Indeed, The Wrecking Crew invariably added licks or guided whole arrangements because their musical training and capability helped assure a developing thing called rock n roll. See the documentary “The Wrecking Crew” to be astounded by a huge sampling – just a sampling, mind you – of their range throughout the 1960s plus a good bit of the 50s and 70s. Not incidentally, they were the studio musicians for hundreds of movies, television shows, and commercials.
The film falls short in the way many historical sweeps do at the movies. It’s pretty much a nonstop cram with only glimpses at back stories and side stories or human arcs. No matter. The nonstop hit parade dabs together a familiarity into an eye-opening underpinning of an era.
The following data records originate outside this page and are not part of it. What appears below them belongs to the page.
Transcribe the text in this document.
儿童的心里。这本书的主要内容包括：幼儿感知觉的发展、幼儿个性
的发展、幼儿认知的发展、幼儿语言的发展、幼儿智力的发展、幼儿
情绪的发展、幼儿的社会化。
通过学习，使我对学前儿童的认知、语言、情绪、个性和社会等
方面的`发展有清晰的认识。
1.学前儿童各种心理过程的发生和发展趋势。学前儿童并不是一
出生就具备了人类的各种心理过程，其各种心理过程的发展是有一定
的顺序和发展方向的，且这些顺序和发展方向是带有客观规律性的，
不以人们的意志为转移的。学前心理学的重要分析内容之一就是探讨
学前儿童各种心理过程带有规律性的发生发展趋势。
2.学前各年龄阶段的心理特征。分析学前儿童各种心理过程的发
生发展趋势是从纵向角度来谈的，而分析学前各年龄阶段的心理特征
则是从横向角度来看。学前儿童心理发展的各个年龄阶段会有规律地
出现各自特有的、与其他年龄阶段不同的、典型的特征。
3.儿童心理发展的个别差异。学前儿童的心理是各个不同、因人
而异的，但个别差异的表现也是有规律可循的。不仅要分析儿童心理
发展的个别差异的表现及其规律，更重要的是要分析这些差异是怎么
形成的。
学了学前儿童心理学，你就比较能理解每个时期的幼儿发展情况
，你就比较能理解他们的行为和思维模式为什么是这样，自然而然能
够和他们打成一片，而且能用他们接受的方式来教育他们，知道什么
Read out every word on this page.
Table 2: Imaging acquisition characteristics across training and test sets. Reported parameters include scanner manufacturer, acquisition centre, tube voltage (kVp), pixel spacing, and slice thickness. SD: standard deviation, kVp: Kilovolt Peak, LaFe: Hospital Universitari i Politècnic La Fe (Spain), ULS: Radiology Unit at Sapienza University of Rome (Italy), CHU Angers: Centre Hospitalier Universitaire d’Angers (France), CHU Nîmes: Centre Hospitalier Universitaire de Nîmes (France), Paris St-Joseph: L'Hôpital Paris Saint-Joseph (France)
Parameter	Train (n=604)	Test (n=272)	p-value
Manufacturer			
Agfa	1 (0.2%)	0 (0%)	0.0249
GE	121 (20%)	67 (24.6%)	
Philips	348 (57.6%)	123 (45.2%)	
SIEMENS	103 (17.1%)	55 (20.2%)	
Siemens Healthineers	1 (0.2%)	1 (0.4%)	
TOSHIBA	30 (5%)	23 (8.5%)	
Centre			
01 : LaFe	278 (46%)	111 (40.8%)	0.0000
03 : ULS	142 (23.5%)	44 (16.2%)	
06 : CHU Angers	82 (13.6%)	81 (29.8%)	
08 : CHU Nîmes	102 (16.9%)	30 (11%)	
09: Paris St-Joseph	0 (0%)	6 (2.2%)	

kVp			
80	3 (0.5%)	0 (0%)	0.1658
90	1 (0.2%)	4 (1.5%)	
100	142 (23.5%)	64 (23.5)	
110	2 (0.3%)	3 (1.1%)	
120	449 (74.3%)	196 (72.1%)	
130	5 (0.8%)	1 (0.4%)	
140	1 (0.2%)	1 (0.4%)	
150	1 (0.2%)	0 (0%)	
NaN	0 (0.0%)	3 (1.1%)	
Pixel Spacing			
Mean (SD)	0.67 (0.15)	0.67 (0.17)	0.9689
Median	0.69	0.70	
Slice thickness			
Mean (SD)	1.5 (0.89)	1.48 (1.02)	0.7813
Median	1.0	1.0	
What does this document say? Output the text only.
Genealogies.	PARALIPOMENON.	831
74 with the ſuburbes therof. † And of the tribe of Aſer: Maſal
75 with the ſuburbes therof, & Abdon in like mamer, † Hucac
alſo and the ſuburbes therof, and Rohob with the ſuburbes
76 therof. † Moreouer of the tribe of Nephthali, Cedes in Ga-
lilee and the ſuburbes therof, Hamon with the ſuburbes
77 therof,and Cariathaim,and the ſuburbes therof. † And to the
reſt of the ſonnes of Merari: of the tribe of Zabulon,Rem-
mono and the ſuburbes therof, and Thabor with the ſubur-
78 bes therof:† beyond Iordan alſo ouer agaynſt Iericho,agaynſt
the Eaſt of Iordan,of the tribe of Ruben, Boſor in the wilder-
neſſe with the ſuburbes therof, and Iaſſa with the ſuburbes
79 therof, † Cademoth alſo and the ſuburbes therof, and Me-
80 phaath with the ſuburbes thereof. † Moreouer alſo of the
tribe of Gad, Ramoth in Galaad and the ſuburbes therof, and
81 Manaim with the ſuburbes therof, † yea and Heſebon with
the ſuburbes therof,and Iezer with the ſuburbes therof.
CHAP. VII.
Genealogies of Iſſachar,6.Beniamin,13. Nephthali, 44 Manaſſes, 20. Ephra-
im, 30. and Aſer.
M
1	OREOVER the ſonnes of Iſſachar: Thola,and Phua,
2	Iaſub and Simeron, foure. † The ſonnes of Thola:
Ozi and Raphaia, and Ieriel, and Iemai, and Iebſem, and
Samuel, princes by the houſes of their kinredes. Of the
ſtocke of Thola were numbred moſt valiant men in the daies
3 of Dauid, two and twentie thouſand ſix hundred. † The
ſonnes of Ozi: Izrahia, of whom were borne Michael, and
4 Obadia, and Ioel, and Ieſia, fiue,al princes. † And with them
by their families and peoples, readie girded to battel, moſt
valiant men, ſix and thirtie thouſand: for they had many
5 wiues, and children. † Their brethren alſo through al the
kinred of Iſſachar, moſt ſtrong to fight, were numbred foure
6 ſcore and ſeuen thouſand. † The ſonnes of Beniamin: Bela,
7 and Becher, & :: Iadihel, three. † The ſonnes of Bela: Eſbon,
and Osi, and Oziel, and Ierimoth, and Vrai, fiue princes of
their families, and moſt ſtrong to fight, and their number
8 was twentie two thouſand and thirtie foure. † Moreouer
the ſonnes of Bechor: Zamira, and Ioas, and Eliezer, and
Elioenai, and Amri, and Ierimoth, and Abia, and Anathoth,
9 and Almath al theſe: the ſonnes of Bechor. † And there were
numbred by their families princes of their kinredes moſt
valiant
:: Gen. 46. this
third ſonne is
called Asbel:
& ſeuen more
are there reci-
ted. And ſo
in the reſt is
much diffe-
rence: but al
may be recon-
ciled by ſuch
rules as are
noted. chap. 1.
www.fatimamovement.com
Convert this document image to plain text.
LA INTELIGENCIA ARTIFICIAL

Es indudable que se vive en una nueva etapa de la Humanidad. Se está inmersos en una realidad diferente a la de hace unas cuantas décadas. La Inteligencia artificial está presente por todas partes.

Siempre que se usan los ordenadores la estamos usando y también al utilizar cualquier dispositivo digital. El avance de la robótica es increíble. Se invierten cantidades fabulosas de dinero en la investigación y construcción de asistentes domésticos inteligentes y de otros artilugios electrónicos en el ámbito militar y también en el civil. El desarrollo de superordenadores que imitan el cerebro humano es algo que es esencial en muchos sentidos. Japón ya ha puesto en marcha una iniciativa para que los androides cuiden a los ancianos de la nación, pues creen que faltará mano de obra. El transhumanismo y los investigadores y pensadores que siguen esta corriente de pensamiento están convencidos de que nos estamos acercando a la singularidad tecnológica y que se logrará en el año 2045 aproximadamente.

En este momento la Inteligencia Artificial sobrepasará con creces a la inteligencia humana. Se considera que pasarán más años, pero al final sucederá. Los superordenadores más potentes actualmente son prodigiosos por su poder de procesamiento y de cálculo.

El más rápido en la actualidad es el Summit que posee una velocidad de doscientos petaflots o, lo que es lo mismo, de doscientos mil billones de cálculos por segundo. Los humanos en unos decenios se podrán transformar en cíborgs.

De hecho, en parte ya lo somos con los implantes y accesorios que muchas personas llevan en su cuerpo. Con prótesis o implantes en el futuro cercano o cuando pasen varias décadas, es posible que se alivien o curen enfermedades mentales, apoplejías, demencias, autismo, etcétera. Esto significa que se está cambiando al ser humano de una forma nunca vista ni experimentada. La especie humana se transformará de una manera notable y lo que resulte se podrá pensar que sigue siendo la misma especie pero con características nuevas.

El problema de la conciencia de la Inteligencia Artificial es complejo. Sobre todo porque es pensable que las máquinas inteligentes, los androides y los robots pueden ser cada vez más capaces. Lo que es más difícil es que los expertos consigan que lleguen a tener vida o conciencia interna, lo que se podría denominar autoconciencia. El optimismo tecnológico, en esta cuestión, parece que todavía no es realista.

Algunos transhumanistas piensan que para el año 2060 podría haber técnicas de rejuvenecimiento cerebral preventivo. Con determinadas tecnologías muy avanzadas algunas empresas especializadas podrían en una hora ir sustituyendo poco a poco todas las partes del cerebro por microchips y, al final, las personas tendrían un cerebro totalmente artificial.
Although the film exposes how common it was back then for a band not to be the ones playing on the record, it also lets on that that was how to make the music machine better and bigger. It allows that such an era of injustice was more about what (arguably) led The Righteous Brothers to the most frequently played radio hit in history than it was about righteousness. It affords that the way these people made a durn good living meant “you never say no unless you’re too busy to saying yes.”
These guys (there was one women and she totally held her own), these guys worked all the time, as in they loved doing it. These guys – count them, 8 to 10, maybe 15 to 20 one way or another – these guys weren’t about the who’s who. They were about the getting in, getting out, getting it on – time after time after time.